Businesses today are at an advantage if they accept debit and credit cards. This method of processing payments increases sales, delivers payment flexibility, and generally promotes business success. Credit card processing is somewhat complex, and here are some essential details to know.
A Monthly Payment Structure is Better than a Long-Term Contract
Contractual credit card processing agreements have their setbacks. For example, some payment processing companies have early termination charges for early cancellation and others for liquidated damages.
To avoid these high charges, a business owner may be forced to keep using a service they are not happy with. However, business owners who use month-to-month services can switch easily.
Interchange Fees Differ
Credit card issuers charge businesses transaction fees whenever customers make purchases using credit or debit cards. These fees are usually percentages and may appear as single or bundled bill amounts. They vary depending on factors like the card network (Mastercard, Visa, American Express), merchant category code, payment processing method, and card type.
Recurring Fees are a Thing
Processors use these fees to make an extra profit, but they are not required to accept credit card payments. They may be charged for statement administration costs, failure to meet monthly minimum transaction volumes, next-day funding, batched credit card transactions, and generation of Internal Revenue Service (IRS) reports.
Merchants should be fully aware of applicable charges to avoid paying more than they should.
Customer Convenience is Mandatory
Credit card payments are accepted primarily through POS systems (traditional or mobile) and online processors. Merchants should offer convenience through various payment options like credit and debit cards, virtual terminals, Near Field Communication for smartphones and other devices, online shopping carts, and API technology for online payments.
Credit Card Fees are Negotiable and Avoidable
Merchants can make their case with high transaction volumes and negotiate for reduced rates. More transactions per month typically mean more value from the merchant. Merchants can also impose surcharges to avoid the fees, but they must follow surcharge regulations.
PCI Compliance/ Customer Security is Not Optional
The Payment Card Industry (PCI) is a set of rules designed to protect sensitive customer information. Failure to be PCI compliant risks hefty monthly fines and may cause a business to lose privileges to process credit card payments.
Older Technology Can Cause Low Authorization Rates
Generally, older technology is associated with failure to address credit card processing necessities like poor fraud screening and sometimes poor data processing. Gateways that do not use updated technology are less likely to have payment routing or retry systems. Failure to address these issues usually results in low authorization rates or declines.

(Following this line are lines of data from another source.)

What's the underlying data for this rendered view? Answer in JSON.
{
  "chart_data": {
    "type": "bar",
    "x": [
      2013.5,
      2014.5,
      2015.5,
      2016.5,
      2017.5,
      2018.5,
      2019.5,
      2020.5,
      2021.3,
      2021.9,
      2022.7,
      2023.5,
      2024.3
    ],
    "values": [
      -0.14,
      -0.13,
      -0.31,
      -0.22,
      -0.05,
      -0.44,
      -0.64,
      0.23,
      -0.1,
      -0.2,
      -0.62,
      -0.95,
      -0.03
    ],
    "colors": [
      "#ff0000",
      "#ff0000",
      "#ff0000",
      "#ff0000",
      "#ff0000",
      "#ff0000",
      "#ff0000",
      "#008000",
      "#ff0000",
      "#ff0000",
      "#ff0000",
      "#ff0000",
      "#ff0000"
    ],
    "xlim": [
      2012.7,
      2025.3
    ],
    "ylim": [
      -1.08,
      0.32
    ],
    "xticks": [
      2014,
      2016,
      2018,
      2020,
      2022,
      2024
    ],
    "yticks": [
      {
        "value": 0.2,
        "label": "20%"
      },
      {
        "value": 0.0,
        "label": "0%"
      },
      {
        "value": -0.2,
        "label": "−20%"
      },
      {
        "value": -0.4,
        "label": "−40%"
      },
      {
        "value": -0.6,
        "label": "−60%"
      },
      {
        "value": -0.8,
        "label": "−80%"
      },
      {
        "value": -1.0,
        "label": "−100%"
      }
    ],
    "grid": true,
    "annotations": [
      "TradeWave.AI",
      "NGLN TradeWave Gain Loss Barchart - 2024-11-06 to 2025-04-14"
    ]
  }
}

Non-Present Card Transactions are Costlier
If a customer is available to present their card for payment, such a transaction is considered less susceptible to fraud than one where the customer and card are not present, like one done over the phone. Risky transactions mean more transaction costs.

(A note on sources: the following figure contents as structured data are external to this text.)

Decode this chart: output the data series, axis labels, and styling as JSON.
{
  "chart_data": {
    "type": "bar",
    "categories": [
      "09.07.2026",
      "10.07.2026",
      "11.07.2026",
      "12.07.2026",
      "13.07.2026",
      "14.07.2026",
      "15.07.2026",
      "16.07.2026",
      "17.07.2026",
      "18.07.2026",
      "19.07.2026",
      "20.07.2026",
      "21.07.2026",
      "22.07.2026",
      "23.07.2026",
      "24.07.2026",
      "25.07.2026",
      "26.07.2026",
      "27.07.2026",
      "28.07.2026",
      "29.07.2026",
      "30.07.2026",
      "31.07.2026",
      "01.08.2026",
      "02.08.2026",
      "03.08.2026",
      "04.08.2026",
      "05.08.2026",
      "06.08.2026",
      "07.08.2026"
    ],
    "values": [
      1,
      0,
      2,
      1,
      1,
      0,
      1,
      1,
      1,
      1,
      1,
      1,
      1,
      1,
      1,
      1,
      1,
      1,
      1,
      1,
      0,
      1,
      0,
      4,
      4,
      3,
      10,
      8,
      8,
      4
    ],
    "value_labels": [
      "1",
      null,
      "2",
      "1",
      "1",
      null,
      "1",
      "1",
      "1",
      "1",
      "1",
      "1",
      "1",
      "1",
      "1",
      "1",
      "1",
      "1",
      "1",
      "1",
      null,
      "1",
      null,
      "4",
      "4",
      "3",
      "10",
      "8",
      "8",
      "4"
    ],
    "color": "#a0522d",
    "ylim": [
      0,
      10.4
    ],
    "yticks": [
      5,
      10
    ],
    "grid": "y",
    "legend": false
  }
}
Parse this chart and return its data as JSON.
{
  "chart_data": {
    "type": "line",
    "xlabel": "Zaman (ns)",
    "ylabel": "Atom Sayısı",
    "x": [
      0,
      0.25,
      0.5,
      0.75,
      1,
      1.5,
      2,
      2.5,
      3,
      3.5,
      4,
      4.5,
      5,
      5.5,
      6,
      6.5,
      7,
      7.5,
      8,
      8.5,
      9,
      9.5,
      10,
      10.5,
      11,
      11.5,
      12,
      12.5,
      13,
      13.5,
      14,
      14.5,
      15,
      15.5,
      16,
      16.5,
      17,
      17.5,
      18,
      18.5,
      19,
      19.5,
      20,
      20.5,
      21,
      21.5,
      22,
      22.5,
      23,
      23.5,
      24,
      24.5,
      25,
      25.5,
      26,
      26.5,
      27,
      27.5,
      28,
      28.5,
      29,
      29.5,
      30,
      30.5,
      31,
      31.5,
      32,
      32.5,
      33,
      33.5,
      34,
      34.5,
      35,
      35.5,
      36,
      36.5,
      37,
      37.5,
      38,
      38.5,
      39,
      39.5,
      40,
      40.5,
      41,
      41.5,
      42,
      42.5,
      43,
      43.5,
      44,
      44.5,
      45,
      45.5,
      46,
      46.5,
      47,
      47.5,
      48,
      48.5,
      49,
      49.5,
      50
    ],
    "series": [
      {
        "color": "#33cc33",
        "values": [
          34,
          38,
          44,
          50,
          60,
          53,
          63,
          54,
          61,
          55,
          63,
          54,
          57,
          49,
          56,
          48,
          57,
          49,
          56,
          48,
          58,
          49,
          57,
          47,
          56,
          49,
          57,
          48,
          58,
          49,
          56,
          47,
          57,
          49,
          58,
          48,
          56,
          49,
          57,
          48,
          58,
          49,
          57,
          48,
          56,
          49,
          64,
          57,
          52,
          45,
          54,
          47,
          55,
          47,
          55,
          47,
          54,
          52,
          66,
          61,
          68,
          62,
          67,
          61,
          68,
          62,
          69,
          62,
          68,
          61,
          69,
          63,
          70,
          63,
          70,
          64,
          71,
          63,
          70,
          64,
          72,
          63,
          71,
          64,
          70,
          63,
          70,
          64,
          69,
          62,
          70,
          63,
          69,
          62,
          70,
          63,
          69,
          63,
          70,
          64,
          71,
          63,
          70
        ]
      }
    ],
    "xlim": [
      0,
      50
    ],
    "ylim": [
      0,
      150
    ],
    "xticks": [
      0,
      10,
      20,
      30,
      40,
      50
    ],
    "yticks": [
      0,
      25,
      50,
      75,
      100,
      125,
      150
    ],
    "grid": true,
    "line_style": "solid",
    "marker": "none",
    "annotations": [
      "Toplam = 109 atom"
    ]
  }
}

Mismatched Network and Transaction Tags Affect Authorization Rates
If a business’s network tag does not align with the type of credit card transaction, the processing bank may decline the transaction. Suppose a business deals with recurring monthly payments but tags them as e-Commerce transactions; they can be declined because of possible fraud. The payment provider a business uses should flag transactions accordingly for accurate processing.

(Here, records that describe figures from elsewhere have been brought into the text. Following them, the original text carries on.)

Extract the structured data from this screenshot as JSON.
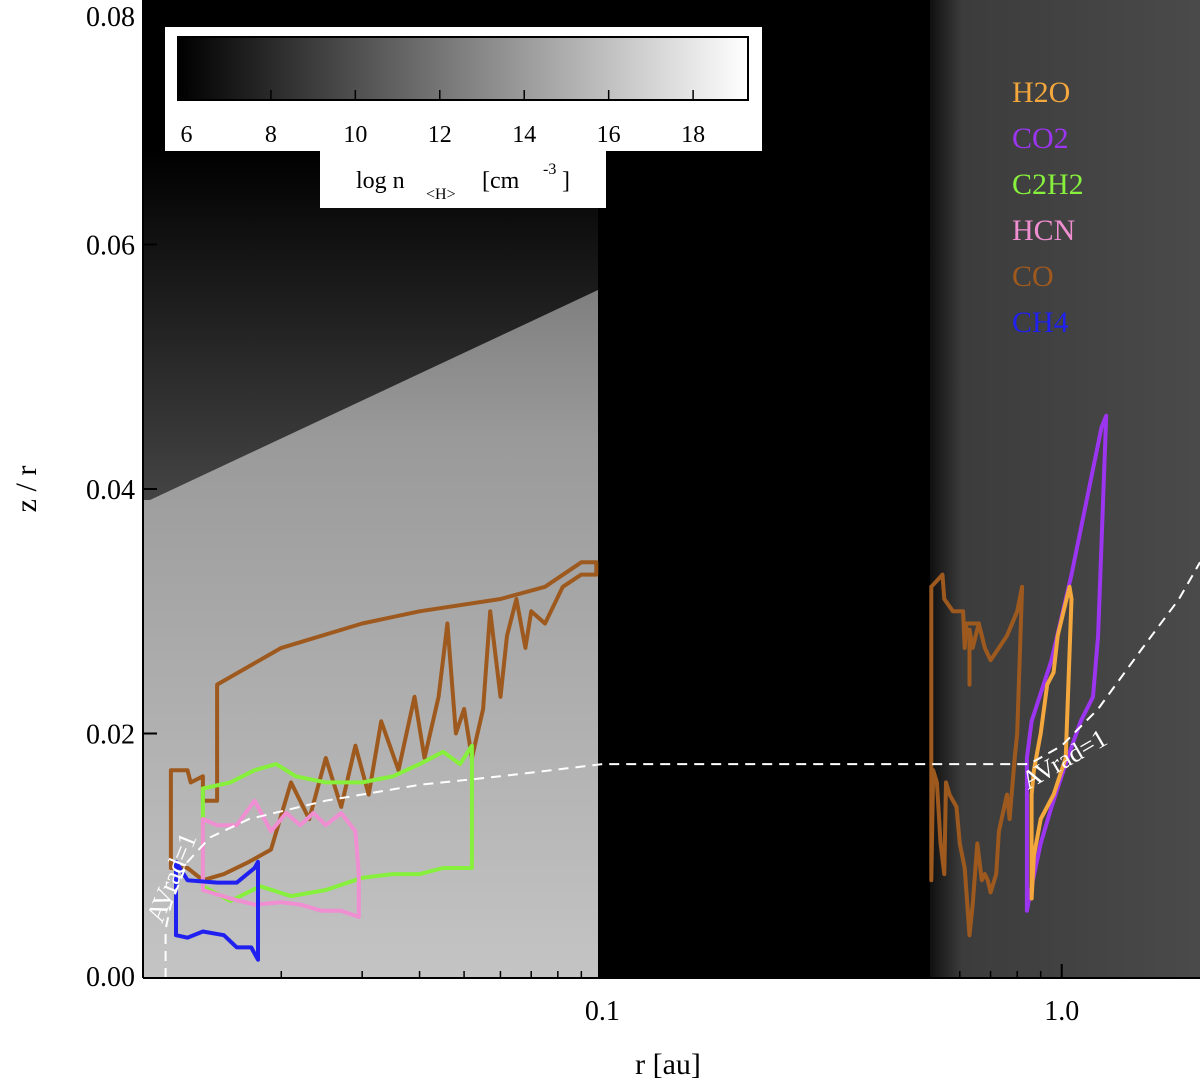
{
  "chart_data": {
    "type": "line",
    "title": "",
    "xlabel": "r [au]",
    "ylabel": "z / r",
    "x_scale": "log",
    "xlim": [
      0.01,
      2.0
    ],
    "ylim": [
      0.0,
      0.08
    ],
    "x_ticks": [
      {
        "value": 0.1,
        "label": "0.1"
      },
      {
        "value": 1.0,
        "label": "1.0"
      }
    ],
    "y_ticks": [
      {
        "value": 0.0,
        "label": "0.00"
      },
      {
        "value": 0.02,
        "label": "0.02"
      },
      {
        "value": 0.04,
        "label": "0.04"
      },
      {
        "value": 0.06,
        "label": "0.06"
      },
      {
        "value": 0.08,
        "label": "0.08"
      }
    ],
    "background": {
      "description_type": "density map",
      "colorbar": {
        "label_main": "log n",
        "label_sub": "<H>",
        "label_unit_prefix": "[cm",
        "label_exp": "-3",
        "label_unit_suffix": "]",
        "ticks": [
          "6",
          "8",
          "10",
          "12",
          "14",
          "16",
          "18"
        ],
        "tick_values": [
          6,
          8,
          10,
          12,
          14,
          16,
          18
        ],
        "range": [
          5.8,
          19.3
        ]
      }
    },
    "legend": {
      "placement": "top-right",
      "entries": [
        {
          "name": "H2O",
          "color": "#f3a73c"
        },
        {
          "name": "CO2",
          "color": "#9b35f0"
        },
        {
          "name": "C2H2",
          "color": "#86f03c"
        },
        {
          "name": "HCN",
          "color": "#f08ed2"
        },
        {
          "name": "CO",
          "color": "#9e5a1e"
        },
        {
          "name": "CH4",
          "color": "#2020f0"
        }
      ]
    },
    "annotations": [
      {
        "text": "AVrad=1",
        "near_r": 0.0115,
        "near_z": 0.0085
      },
      {
        "text": "AVrad=1",
        "near_r": 1.3,
        "near_z": 0.022
      }
    ],
    "series": [
      {
        "name": "CO",
        "color": "#9e5a1e",
        "points": [
          [
            0.0115,
            0.009
          ],
          [
            0.0115,
            0.017
          ],
          [
            0.0125,
            0.017
          ],
          [
            0.0127,
            0.016
          ],
          [
            0.0135,
            0.0165
          ],
          [
            0.0135,
            0.0145
          ],
          [
            0.0145,
            0.0145
          ],
          [
            0.0145,
            0.024
          ],
          [
            0.02,
            0.027
          ],
          [
            0.03,
            0.029
          ],
          [
            0.04,
            0.03
          ],
          [
            0.06,
            0.031
          ],
          [
            0.075,
            0.032
          ],
          [
            0.09,
            0.034
          ],
          [
            0.097,
            0.034
          ],
          [
            0.097,
            0.033
          ],
          [
            0.09,
            0.033
          ],
          [
            0.082,
            0.032
          ],
          [
            0.075,
            0.029
          ],
          [
            0.07,
            0.03
          ],
          [
            0.068,
            0.027
          ],
          [
            0.065,
            0.031
          ],
          [
            0.062,
            0.028
          ],
          [
            0.06,
            0.023
          ],
          [
            0.057,
            0.03
          ],
          [
            0.055,
            0.022
          ],
          [
            0.052,
            0.018
          ],
          [
            0.05,
            0.022
          ],
          [
            0.048,
            0.02
          ],
          [
            0.046,
            0.029
          ],
          [
            0.044,
            0.023
          ],
          [
            0.041,
            0.018
          ],
          [
            0.039,
            0.023
          ],
          [
            0.036,
            0.017
          ],
          [
            0.033,
            0.021
          ],
          [
            0.031,
            0.015
          ],
          [
            0.029,
            0.019
          ],
          [
            0.027,
            0.014
          ],
          [
            0.025,
            0.018
          ],
          [
            0.023,
            0.013
          ],
          [
            0.021,
            0.016
          ],
          [
            0.019,
            0.0105
          ],
          [
            0.017,
            0.0095
          ],
          [
            0.015,
            0.0085
          ],
          [
            0.0135,
            0.008
          ],
          [
            0.0125,
            0.009
          ],
          [
            0.0115,
            0.009
          ]
        ]
      },
      {
        "name": "C2H2",
        "color": "#86f03c",
        "points": [
          [
            0.0135,
            0.0155
          ],
          [
            0.0135,
            0.0075
          ],
          [
            0.0155,
            0.0063
          ],
          [
            0.018,
            0.0075
          ],
          [
            0.021,
            0.0067
          ],
          [
            0.025,
            0.0072
          ],
          [
            0.03,
            0.0082
          ],
          [
            0.035,
            0.0085
          ],
          [
            0.04,
            0.0085
          ],
          [
            0.045,
            0.009
          ],
          [
            0.052,
            0.009
          ],
          [
            0.052,
            0.019
          ],
          [
            0.049,
            0.0175
          ],
          [
            0.045,
            0.0185
          ],
          [
            0.04,
            0.0175
          ],
          [
            0.035,
            0.0165
          ],
          [
            0.03,
            0.016
          ],
          [
            0.025,
            0.016
          ],
          [
            0.0215,
            0.0165
          ],
          [
            0.0195,
            0.0175
          ],
          [
            0.0175,
            0.017
          ],
          [
            0.0155,
            0.016
          ],
          [
            0.0135,
            0.0155
          ]
        ]
      },
      {
        "name": "HCN",
        "color": "#f08ed2",
        "points": [
          [
            0.0135,
            0.013
          ],
          [
            0.0145,
            0.0125
          ],
          [
            0.016,
            0.0125
          ],
          [
            0.0175,
            0.0145
          ],
          [
            0.019,
            0.012
          ],
          [
            0.0205,
            0.0135
          ],
          [
            0.022,
            0.0125
          ],
          [
            0.0235,
            0.0135
          ],
          [
            0.025,
            0.0125
          ],
          [
            0.027,
            0.0135
          ],
          [
            0.029,
            0.012
          ],
          [
            0.0295,
            0.0085
          ],
          [
            0.0295,
            0.005
          ],
          [
            0.027,
            0.0055
          ],
          [
            0.0245,
            0.0055
          ],
          [
            0.022,
            0.006
          ],
          [
            0.02,
            0.0062
          ],
          [
            0.0175,
            0.006
          ],
          [
            0.0155,
            0.0065
          ],
          [
            0.0135,
            0.0072
          ],
          [
            0.0135,
            0.013
          ]
        ]
      },
      {
        "name": "CH4",
        "color": "#2020f0",
        "points": [
          [
            0.0118,
            0.0095
          ],
          [
            0.0125,
            0.008
          ],
          [
            0.0145,
            0.0078
          ],
          [
            0.016,
            0.0078
          ],
          [
            0.0175,
            0.009
          ],
          [
            0.0178,
            0.0095
          ],
          [
            0.0178,
            0.0015
          ],
          [
            0.0172,
            0.0025
          ],
          [
            0.016,
            0.0025
          ],
          [
            0.015,
            0.0035
          ],
          [
            0.0135,
            0.0038
          ],
          [
            0.0125,
            0.0033
          ],
          [
            0.0118,
            0.0035
          ],
          [
            0.0118,
            0.0095
          ]
        ]
      },
      {
        "name": "CO",
        "color": "#9e5a1e",
        "points": [
          [
            0.52,
            0.032
          ],
          [
            0.55,
            0.033
          ],
          [
            0.555,
            0.031
          ],
          [
            0.58,
            0.03
          ],
          [
            0.61,
            0.03
          ],
          [
            0.615,
            0.027
          ],
          [
            0.62,
            0.029
          ],
          [
            0.66,
            0.029
          ],
          [
            0.68,
            0.027
          ],
          [
            0.7,
            0.026
          ],
          [
            0.73,
            0.027
          ],
          [
            0.76,
            0.028
          ],
          [
            0.8,
            0.03
          ],
          [
            0.82,
            0.032
          ],
          [
            0.8,
            0.02
          ],
          [
            0.79,
            0.018
          ],
          [
            0.77,
            0.013
          ],
          [
            0.76,
            0.015
          ],
          [
            0.73,
            0.012
          ],
          [
            0.72,
            0.0085
          ],
          [
            0.7,
            0.007
          ],
          [
            0.69,
            0.008
          ],
          [
            0.68,
            0.0085
          ],
          [
            0.67,
            0.008
          ],
          [
            0.655,
            0.011
          ],
          [
            0.64,
            0.006
          ],
          [
            0.63,
            0.0035
          ],
          [
            0.615,
            0.009
          ],
          [
            0.6,
            0.011
          ],
          [
            0.59,
            0.014
          ],
          [
            0.57,
            0.015
          ],
          [
            0.56,
            0.016
          ],
          [
            0.555,
            0.0085
          ],
          [
            0.545,
            0.011
          ],
          [
            0.535,
            0.016
          ],
          [
            0.525,
            0.017
          ],
          [
            0.52,
            0.008
          ],
          [
            0.52,
            0.032
          ]
        ]
      },
      {
        "name": "CO",
        "color": "#9e5a1e",
        "points": [
          [
            0.63,
            0.024
          ],
          [
            0.63,
            0.0285
          ],
          [
            0.64,
            0.027
          ],
          [
            0.66,
            0.029
          ]
        ]
      },
      {
        "name": "CO2",
        "color": "#9b35f0",
        "points": [
          [
            0.84,
            0.0055
          ],
          [
            0.86,
            0.0075
          ],
          [
            0.9,
            0.011
          ],
          [
            0.95,
            0.014
          ],
          [
            1.03,
            0.018
          ],
          [
            1.1,
            0.021
          ],
          [
            1.17,
            0.023
          ],
          [
            1.2,
            0.028
          ],
          [
            1.25,
            0.046
          ],
          [
            1.22,
            0.045
          ],
          [
            1.05,
            0.033
          ],
          [
            0.95,
            0.026
          ],
          [
            0.86,
            0.021
          ],
          [
            0.84,
            0.018
          ],
          [
            0.84,
            0.0055
          ]
        ]
      },
      {
        "name": "H2O",
        "color": "#f3a73c",
        "points": [
          [
            0.86,
            0.0065
          ],
          [
            0.87,
            0.01
          ],
          [
            0.9,
            0.013
          ],
          [
            0.96,
            0.015
          ],
          [
            1.02,
            0.018
          ],
          [
            1.05,
            0.031
          ],
          [
            1.04,
            0.032
          ],
          [
            0.98,
            0.028
          ],
          [
            0.96,
            0.025
          ],
          [
            0.93,
            0.024
          ],
          [
            0.9,
            0.02
          ],
          [
            0.87,
            0.017
          ],
          [
            0.86,
            0.015
          ],
          [
            0.86,
            0.0065
          ]
        ]
      }
    ],
    "dashed_contours": [
      {
        "name": "AVrad=1",
        "color": "#ffffff",
        "points": [
          [
            0.0112,
            0.0
          ],
          [
            0.0112,
            0.004
          ],
          [
            0.0115,
            0.006
          ],
          [
            0.0125,
            0.0095
          ],
          [
            0.014,
            0.0115
          ],
          [
            0.017,
            0.013
          ],
          [
            0.025,
            0.0145
          ],
          [
            0.04,
            0.0158
          ],
          [
            0.06,
            0.0165
          ],
          [
            0.1,
            0.0175
          ],
          [
            0.2,
            0.0175
          ],
          [
            0.4,
            0.0175
          ],
          [
            0.7,
            0.0175
          ],
          [
            0.85,
            0.0175
          ],
          [
            1.0,
            0.019
          ],
          [
            1.2,
            0.022
          ],
          [
            1.5,
            0.027
          ],
          [
            1.8,
            0.031
          ],
          [
            2.0,
            0.034
          ]
        ]
      }
    ]
  }
}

The Type of Business Operated Determines the Kind of Payments to be Processed
Businesses solely online will have clients make purchases mainly via credit or debit cards or even set up an e-Commerce app to enable customers to pay digitally. Conversely, physical stores may handle credit and debit cards and gift and prepaid cards. They may need POS systems and mobile devices to process payments.
Domestic and International Processing Systems Differ
Merchants who want to appeal to global markets must provide more ways to pay. For example, Amex, Mastercard, and Visa are not prevalent in some markets outside North America. Merchants in these markets might need to combine local and cross-border acquiring to have favorable authorization rates.
Declines may result from currency mismatches and transactions with currencies that have fluctuating rates. If a cross-border payment is not routed to a local bank in a particular region, it may be flagged for a decline. Business operators should do their best to have local currencies widely available.
Page Designs Affect Sales
Yes, page designs impact your sales. Customers will likely be more comfortable and spend more when using large devices. Nevertheless, merchants must have dedicated interfaces on every device, whether a computer or a smartphone, to ensure customers do not struggle to view payment options.
Credit Card processing is a complex process for the parties involved. Merchants and customers may have an idea of how the process works or how to pay responsibly, but with the ins and outs highlighted above, they can stay more informed.